Lettre ouverte à Bruno Ben Moubamba au sujet de la mort de Rendjambé

Par la présente lettre ouverte, je sollicite un peu de votre temps précieux pour enfin savoir dans quelles circonstances notre compatriote Joseph Rendjambé Issani a trouvé la mort le 23 mai 1990, cela fait exactement 27 ans.

En effet, vous et moi, nous partageons des valeurs communes : la justice et la lutte contre l’impunité. Même si j’avoue ne pas avoir le même courage que vous. J’en viens au fait, le 13 juin 2009 à Paris, vous aviez fait une importante déclaration en présence de Marie-Clotilde Rendjambé : pour l’amour de Rendjambe et du peuple gabonais. La vidéo est disponible à l’adresse suivante si vous avez besoin de vous rafraîchir la m é m o i r e . Dans cette déclaration, vous vous étiez adressé aux sieurs Ali Bongo et André Mba Obame pour savoir ce que ces deux illustres fils du Gabon faisaient dans la nuit du 22 au 23 mai 1990 et surtout vous souhaitiez qu’ils nous dissent ce qui était arrivé à Joseph Rendjambé Issani. Votre question, vous l’admettrez n’était pas neutre.

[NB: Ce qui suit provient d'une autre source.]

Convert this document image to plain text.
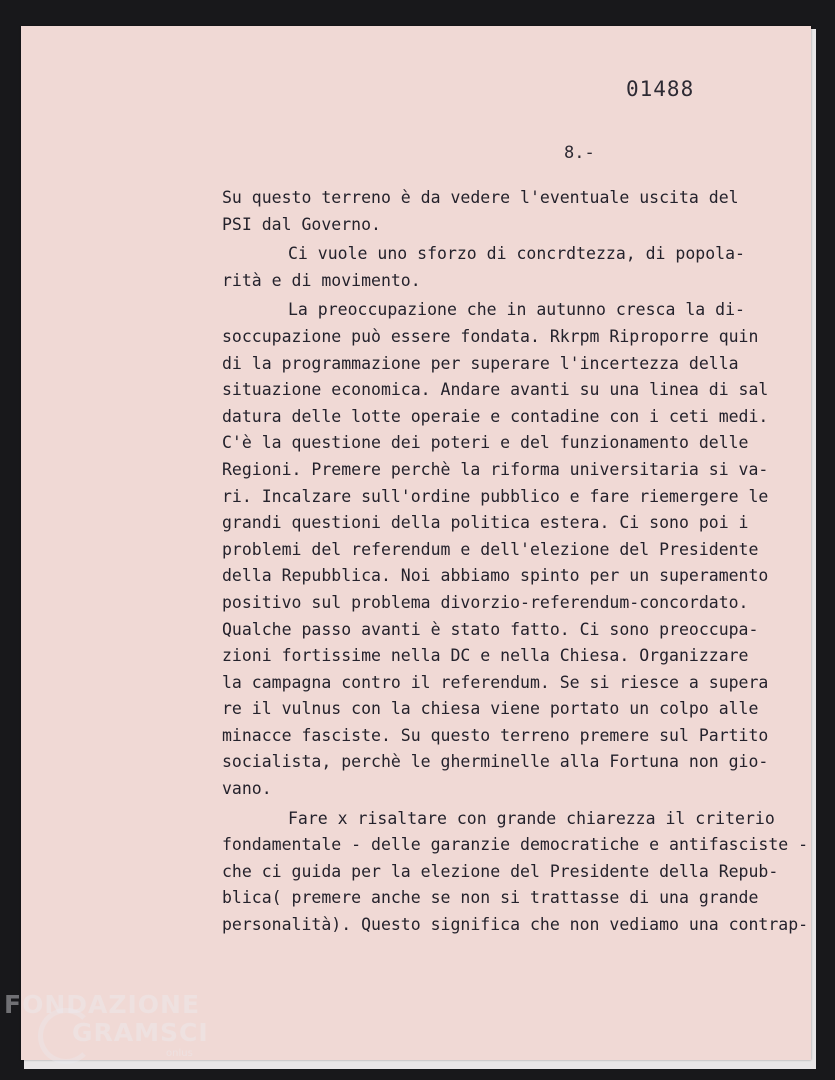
01488
8.-
Su questo terreno è da vedere l'eventuale uscita del
PSI dal Governo.
Ci vuole uno sforzo di concrdtezza, di popola-
rità e di movimento.
La preoccupazione che in autunno cresca la di-
soccupazione può essere fondata. Rkrpm Riproporre quin
di la programmazione per superare l'incertezza della
situazione economica. Andare avanti su una linea di sal
datura delle lotte operaie e contadine con i ceti medi.
C'è la questione dei poteri e del funzionamento delle
Regioni. Premere perchè la riforma universitaria si va-
ri. Incalzare sull'ordine pubblico e fare riemergere le
grandi questioni della politica estera. Ci sono poi i
problemi del referendum e dell'elezione del Presidente
della Repubblica. Noi abbiamo spinto per un superamento
positivo sul problema divorzio-referendum-concordato.
Qualche passo avanti è stato fatto. Ci sono preoccupa-
zioni fortissime nella DC e nella Chiesa. Organizzare
la campagna contro il referendum. Se si riesce a supera
re il vulnus con la chiesa viene portato un colpo alle
minacce fasciste. Su questo terreno premere sul Partito
socialista, perchè le gherminelle alla Fortuna non gio-
vano.
Fare x risaltare con grande chiarezza il criterio
fondamentale - delle garanzie democratiche e antifasciste -
che ci guida per la elezione del Presidente della Repub-
blica( premere anche se non si trattasse di una grande
personalità). Questo significa che non vediamo una contrap-
FONDAZIONE
GRAMSCI
onlus
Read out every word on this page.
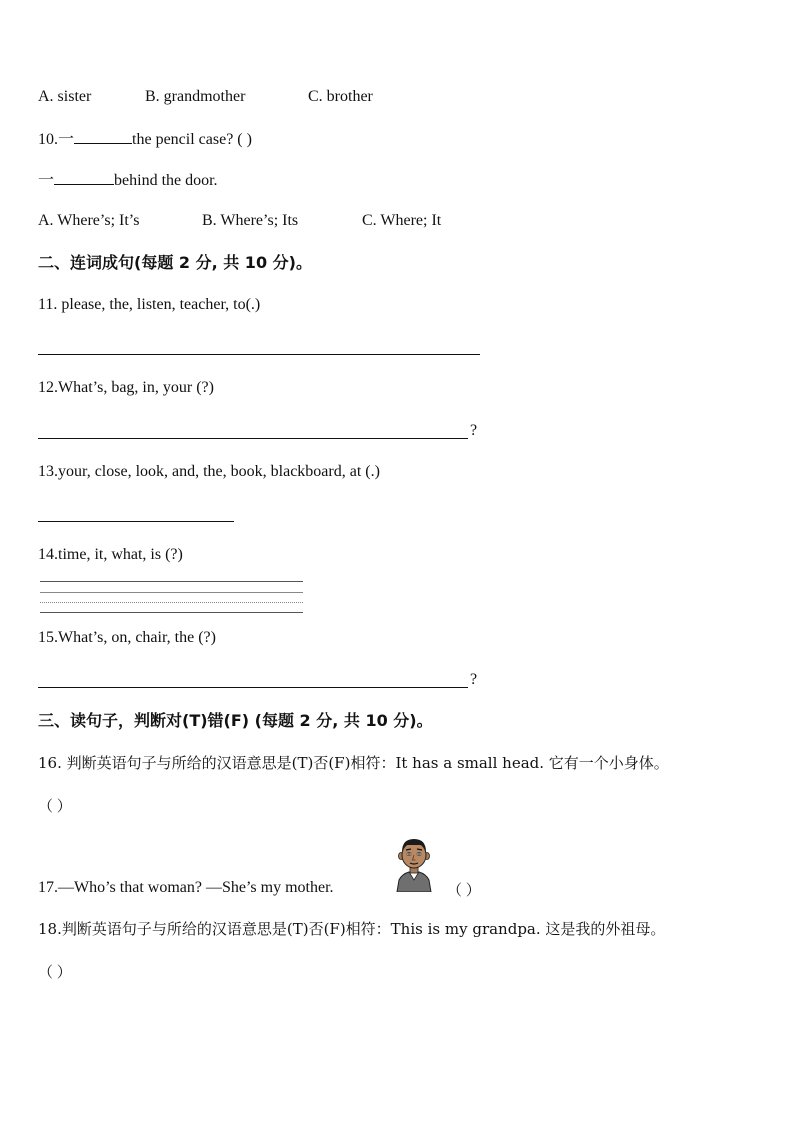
A. sister	B. grandmother	C. brother
10.一	the pencil case? ( )
一	behind the door.
A. Where’s; It’s	B. Where’s; Its	C. Where; It
二、连词成句(每题 2 分, 共 10 分)。
11. please, the, listen, teacher, to(.)
12.What’s, bag, in, your (?)
?
13.your, close, look, and, the, book, blackboard, at (.)
14.time, it, what, is (?)
15.What’s, on, chair, the (?)
?
三、读句子，判断对(T)错(F) (每题 2 分, 共 10 分)。
16. 判断英语句子与所给的汉语意思是(T)否(F)相符：It has a small head. 它有一个小身体。
（ ）
17.—Who’s that woman? —She’s my mother.	（ ）
18.判断英语句子与所给的汉语意思是(T)否(F)相符：This is my grandpa. 这是我的外祖母。
（ ）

Il se trouve que huit ans après cette importante et courageuse déclaration, vous avez été tour à tour proche (ministre) d’André Mba Obame et d’Ali Bongo. Je me permets donc de m’adresser à vous pour savoir si vous avez pu poser la question sur les circonstances du décès de Rendjambé Issani à ces deux messieurs.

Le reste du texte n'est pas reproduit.